TTT is a repository for test-time training kernels.
Installation requires CUDA drivers and toolkit (v 12.3+) and gcc 11+.
python setup.py installWe recommend you use conda to install your environment.
Currently, we only support non-causal TTT-MLP kernels with head dimension of 64. Remat is automatically supported with these kernels.
Here is an example on how to invoke the kernels.
import test_time_training as ttt
# Both ttt-mlp
ttt.ttt_forward(
XQ_batch.contiguous(),
XK_batch.contiguous(),
XV_batch.contiguous(),
last_eta.contiguous(),
ttt_norm_weight.contiguous(),
ttt_norm_bias.contiguous(),
W1_init.contiguous(),
b1_init.contiguous(),
W2_init.contiguous(),
b2_init.contiguous(),
W1_checkpoints.contiguous(),
b1_checkpoints.contiguous(),
W2_checkpoints.contiguous(),
b2_checkpoints.contiguous(),
XQW_batch.contiguous(),
checkpoint_group_size
)
ttt.ttt_backward(
# Forward inputs
XQ_batch.contiguous(),
XK_batch.contiguous(),
XV_batch.contiguous(),
last_eta.contiguous(),
ttt_norm_weight.contiguous(),
ttt_norm_bias.contiguous(),
# Checkpoints
W1_checkpoints.contiguous(),
b1_checkpoints.contiguous(),
W2_checkpoints.contiguous(),
b2_checkpoints.contiguous(),
XQW_batch.contiguous(),
# Rematted Buffers
W1_init_group.contiguous(),
b1_init_group.contiguous(),
W2_init_group.contiguous(),
b2_init_group.contiguous(),
x_hat_ln_group.contiguous(),
std_ln_group.contiguous(),
X2_group.contiguous(),
Z1_group.contiguous(),
Z1_bar_group.contiguous(),
X2_bar_group.contiguous(),
grad_l_wrt_Z2_group.contiguous(),
grad_l_wrt_Z1_group.contiguous(),
x_hat_fused_group.contiguous(),
grad_x_hat_fused_group.contiguous(),
grad_output_fused_group.contiguous(),
std_fused_group.contiguous(),
# Upstream grads
grad_L_W1_last.contiguous(),
grad_L_b1_last.contiguous(),
grad_L_W2_last.contiguous(),
grad_L_b2_last.contiguous(),
grad_L_XQW_batch.contiguous(),
# Output grads
grad_L_ttt_norm_weight.contiguous(),
grad_L_ttt_norm_bias.contiguous(),
grad_L_W1_init.contiguous(),
grad_L_b1_init.contiguous(),
grad_L_W2_init.contiguous(),
grad_L_b2_init.contiguous(),
grad_L_last_eta.contiguous(),
grad_L_XQ.contiguous(),
grad_L_XK.contiguous(),
grad_L_XV.contiguous(),
checkpoint_group_size
)Note that these kernels do not support non-contiguous tensors.
This repository is forked from Thunderkittens (https://github.com/HazyResearch/ThunderKittens).

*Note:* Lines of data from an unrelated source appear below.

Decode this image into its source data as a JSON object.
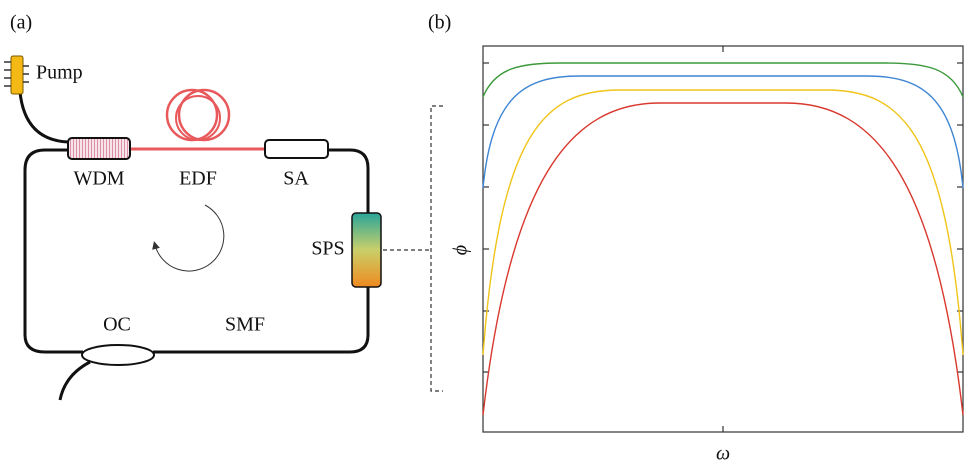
{
  "panel_a": {
    "label": "(a)",
    "components": {
      "pump": "Pump",
      "wdm": "WDM",
      "edf": "EDF",
      "sa": "SA",
      "sps": "SPS",
      "oc": "OC",
      "smf": "SMF"
    }
  },
  "panel_b": {
    "label": "(b)",
    "y_axis_label": "ϕ",
    "x_axis_label": "ω"
  }
}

Thunderkittens was used and modified for kernel development.
These kernels use distributed shared memory to implement tensor-parallelism and sharding. The hidden states are sharded across SMs to save shared memory.

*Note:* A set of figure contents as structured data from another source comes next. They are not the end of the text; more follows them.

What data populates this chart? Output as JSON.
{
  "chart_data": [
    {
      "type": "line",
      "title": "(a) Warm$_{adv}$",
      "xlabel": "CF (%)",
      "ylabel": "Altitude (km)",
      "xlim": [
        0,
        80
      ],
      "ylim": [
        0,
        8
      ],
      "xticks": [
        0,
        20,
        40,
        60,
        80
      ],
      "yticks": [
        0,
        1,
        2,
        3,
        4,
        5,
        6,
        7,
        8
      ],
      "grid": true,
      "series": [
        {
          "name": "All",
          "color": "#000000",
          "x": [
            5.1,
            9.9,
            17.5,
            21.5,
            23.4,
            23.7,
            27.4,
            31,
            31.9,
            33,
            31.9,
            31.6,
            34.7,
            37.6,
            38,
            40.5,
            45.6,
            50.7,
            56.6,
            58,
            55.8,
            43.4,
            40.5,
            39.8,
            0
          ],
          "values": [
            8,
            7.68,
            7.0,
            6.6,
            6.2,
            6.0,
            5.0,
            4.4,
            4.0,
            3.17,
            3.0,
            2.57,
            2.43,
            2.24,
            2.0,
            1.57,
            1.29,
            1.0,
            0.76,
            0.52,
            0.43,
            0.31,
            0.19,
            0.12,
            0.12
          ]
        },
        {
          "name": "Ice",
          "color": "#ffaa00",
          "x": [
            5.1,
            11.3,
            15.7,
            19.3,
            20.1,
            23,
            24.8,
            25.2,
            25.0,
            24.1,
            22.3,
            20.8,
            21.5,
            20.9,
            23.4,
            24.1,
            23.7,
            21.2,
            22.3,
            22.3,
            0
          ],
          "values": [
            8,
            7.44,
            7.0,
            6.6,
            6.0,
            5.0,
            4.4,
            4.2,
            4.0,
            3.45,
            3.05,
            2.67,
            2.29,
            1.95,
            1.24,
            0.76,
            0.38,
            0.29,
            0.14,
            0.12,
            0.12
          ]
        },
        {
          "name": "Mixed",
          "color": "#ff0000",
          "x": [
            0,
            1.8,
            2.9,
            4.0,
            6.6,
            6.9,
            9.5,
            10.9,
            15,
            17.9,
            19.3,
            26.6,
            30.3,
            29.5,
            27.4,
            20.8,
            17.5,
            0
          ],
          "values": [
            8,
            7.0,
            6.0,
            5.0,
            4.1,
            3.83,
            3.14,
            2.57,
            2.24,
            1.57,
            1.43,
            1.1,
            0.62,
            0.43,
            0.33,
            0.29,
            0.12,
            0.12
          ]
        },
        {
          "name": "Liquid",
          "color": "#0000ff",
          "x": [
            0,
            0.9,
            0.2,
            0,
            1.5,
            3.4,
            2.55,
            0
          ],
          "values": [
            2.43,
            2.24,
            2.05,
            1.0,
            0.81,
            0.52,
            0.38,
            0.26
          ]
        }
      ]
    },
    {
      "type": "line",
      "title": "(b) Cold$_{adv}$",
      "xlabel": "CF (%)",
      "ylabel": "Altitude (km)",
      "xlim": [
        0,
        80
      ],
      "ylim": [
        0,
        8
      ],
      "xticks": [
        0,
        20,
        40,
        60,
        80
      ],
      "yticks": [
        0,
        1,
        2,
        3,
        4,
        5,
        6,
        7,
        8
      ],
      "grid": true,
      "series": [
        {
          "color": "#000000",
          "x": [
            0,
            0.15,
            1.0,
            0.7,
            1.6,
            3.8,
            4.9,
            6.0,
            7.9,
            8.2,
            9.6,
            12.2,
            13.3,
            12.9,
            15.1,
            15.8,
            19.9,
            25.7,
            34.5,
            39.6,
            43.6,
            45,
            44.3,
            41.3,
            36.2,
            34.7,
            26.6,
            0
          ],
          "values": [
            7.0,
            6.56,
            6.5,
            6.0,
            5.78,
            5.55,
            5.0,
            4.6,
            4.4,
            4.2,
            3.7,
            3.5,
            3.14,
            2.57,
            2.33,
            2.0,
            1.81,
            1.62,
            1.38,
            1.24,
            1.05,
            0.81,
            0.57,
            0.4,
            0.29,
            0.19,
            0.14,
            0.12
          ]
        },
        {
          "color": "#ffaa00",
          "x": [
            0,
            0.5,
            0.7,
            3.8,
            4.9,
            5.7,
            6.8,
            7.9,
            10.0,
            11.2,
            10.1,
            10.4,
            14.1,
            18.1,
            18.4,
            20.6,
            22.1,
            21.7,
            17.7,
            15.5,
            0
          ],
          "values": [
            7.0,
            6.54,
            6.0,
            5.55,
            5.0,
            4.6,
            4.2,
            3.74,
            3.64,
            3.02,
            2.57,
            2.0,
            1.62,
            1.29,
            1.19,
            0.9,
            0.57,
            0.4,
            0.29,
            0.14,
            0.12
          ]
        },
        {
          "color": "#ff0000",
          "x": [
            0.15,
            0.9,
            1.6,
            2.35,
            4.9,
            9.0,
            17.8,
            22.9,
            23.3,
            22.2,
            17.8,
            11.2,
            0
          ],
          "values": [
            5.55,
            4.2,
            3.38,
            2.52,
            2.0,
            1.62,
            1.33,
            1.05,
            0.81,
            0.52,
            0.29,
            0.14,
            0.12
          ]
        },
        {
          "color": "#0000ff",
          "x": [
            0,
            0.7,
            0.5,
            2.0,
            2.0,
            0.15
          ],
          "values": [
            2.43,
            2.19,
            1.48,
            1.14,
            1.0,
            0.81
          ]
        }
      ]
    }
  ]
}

These kernels also use input staging and pipelining to hide latencies for global reads.
We also used mixed precision to perform the matmuls in bf16 for tensor core usage and also kept hidden state (and grads) accumulation and layer norm computation in float32.
Kernel code can be found in ./kernels/.